I was also curious about how to do a bust adjustment with and without a dart.  So I tried both.

Full Bust Adjustment, adding Darts

I did the adjustment with darts first.  Why add darts to a pattern that doesn’t have them?Well, again…”a tendency to make things more complicated than they really need to be”…but I saw this as an opportunity to learn a technique on a simple pattern.  This would have worked well, if I had done the adjustment to the right size.  But instead, I did the adjustment to a size 6.  What?!

Lesson learned:  if you’re going to do a full bust adjustment, understand how the rest of the pattern will fit first.

The instructions for a full adjustment with darts were very clear starting with how to select your size based upon your HIGH bust measurement.  When I made the size 6 (with the dart adjustment), the cami was tight across my upper back and high bust.  So again, I picked the wrong size.  If I had chosen the size correctly, confirming that it would fit across my high bust, I would have ended up with a cami that fit.

Full Bust Adjustment without Darts

The adjustment with no darts worked out well in the end but only because I learned a bit from the first.   I also did this adjustment to a size 6.  But unlike the version with the darts, this adjustment allowed for a better fit across the high bust by adding 1.5″.  My high bust measures 35″.  If I assume that the finished measurement of the high bust of size 6 is 33″  (36″ (chest) – 3″ (c cup) = 33″), then the added 1.5″ would still only equal 34.5″, short of the full 36″ (35″ + 1″ ease) that I really needed. So, instead of using a size 6 back piece, I used a size 8.  This gave me a high bust finished measurement of 35″ (33″+1.5″ + 0.5″ (from size 8 back).  Even though this indicated no ease whatsoever, I went for it.


So what you see in the photos is a finished garment using a size 8 back piece and an adjusted size 6 front, no darts.  From what I gather, strictly from the tables in the pattern instructions and what I added, my finished garment has a 35″ high bust and 38″ bust. This allowed for zero ease in both places.  On paper this doesn’t seem like it would fit me but it does.


There are a couple of other things to consider.  First, the fabric I used is thin and slinky.  Also, the adjustment allows for more room for my bust adding more fabric horizontally, “allowing” the shirt to ride up, as needed.  And then there are the straps.  I shortened my size 8 strap by 1-1/8″ to lift the back up so that it hung from the widest part of my back.  So, in the end, I don’t really know exactly where the true high bust and bust are falling BUT who cares! It worked!

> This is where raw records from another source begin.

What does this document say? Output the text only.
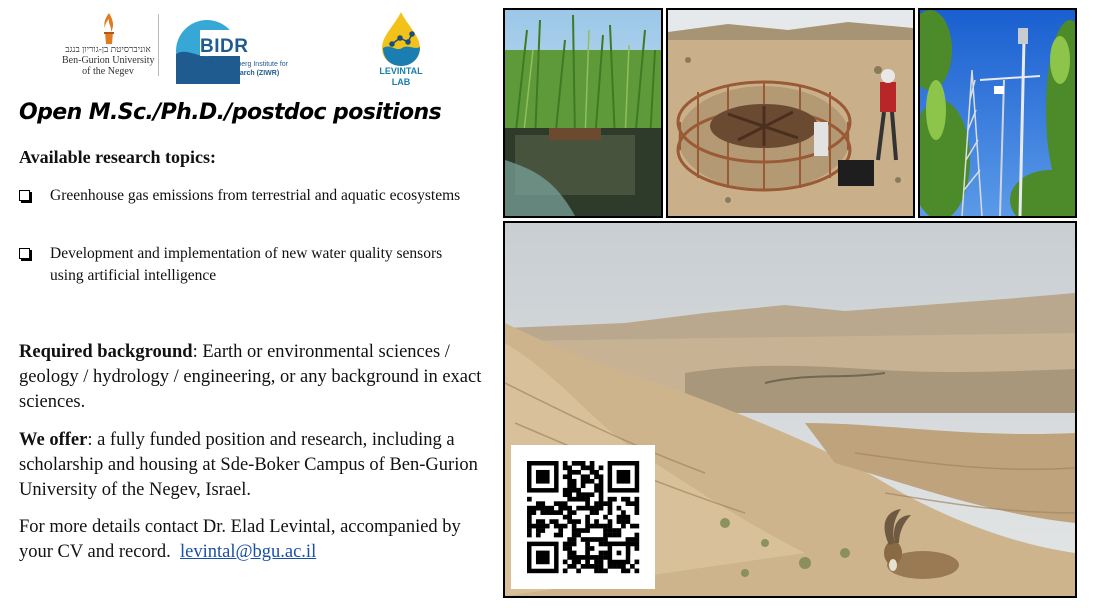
אוניברסיטת בן-גוריון בנגב
Ben-Gurion University
of the Negev
BIDR
The Zuckerberg Institute for
Water Research (ZIWR)	LEVINTAL
LAB
Open M.Sc./Ph.D./postdoc positions
Available research topics:
Greenhouse gas emissions from terrestrial and aquatic ecosystems
Development and implementation of new water quality sensors using artificial intelligence
Required background: Earth or environmental sciences / geology / hydrology / engineering, or any background in exact sciences.
We offer: a fully funded position and research, including a scholarship and housing at Sde-Boker Campus of Ben-Gurion University of the Negev, Israel.
For more details contact Dr. Elad Levintal, accompanied by your CV and record. levintal@bgu.ac.il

I am still curious to see how the size 10 fits.  I will probably make one just to learn a bit more about the fit.  I fear that I made up a problem, i.e. that the side seams might skew forward at the top even with a bigger size.  Nonetheless, this is a great pattern to experiment with because it’s quick to sew up.




The finished look is really lovely.  The facing adds such a clean finish.  I can’t tell without looking carefully (and once I have it on) which side is the front but that’s nothing a tag can’t fix.  I should also mention that I asked Kelli from True Bias to help with fit and she was kind enough to offer to take a look at pictures.  I was already deep into my shenanigans to really makes sense of what I was doing, so I didn’t follow through.  As a beginner, it’s nice to find this type of support!

I’m already planning my next Odgen Cami!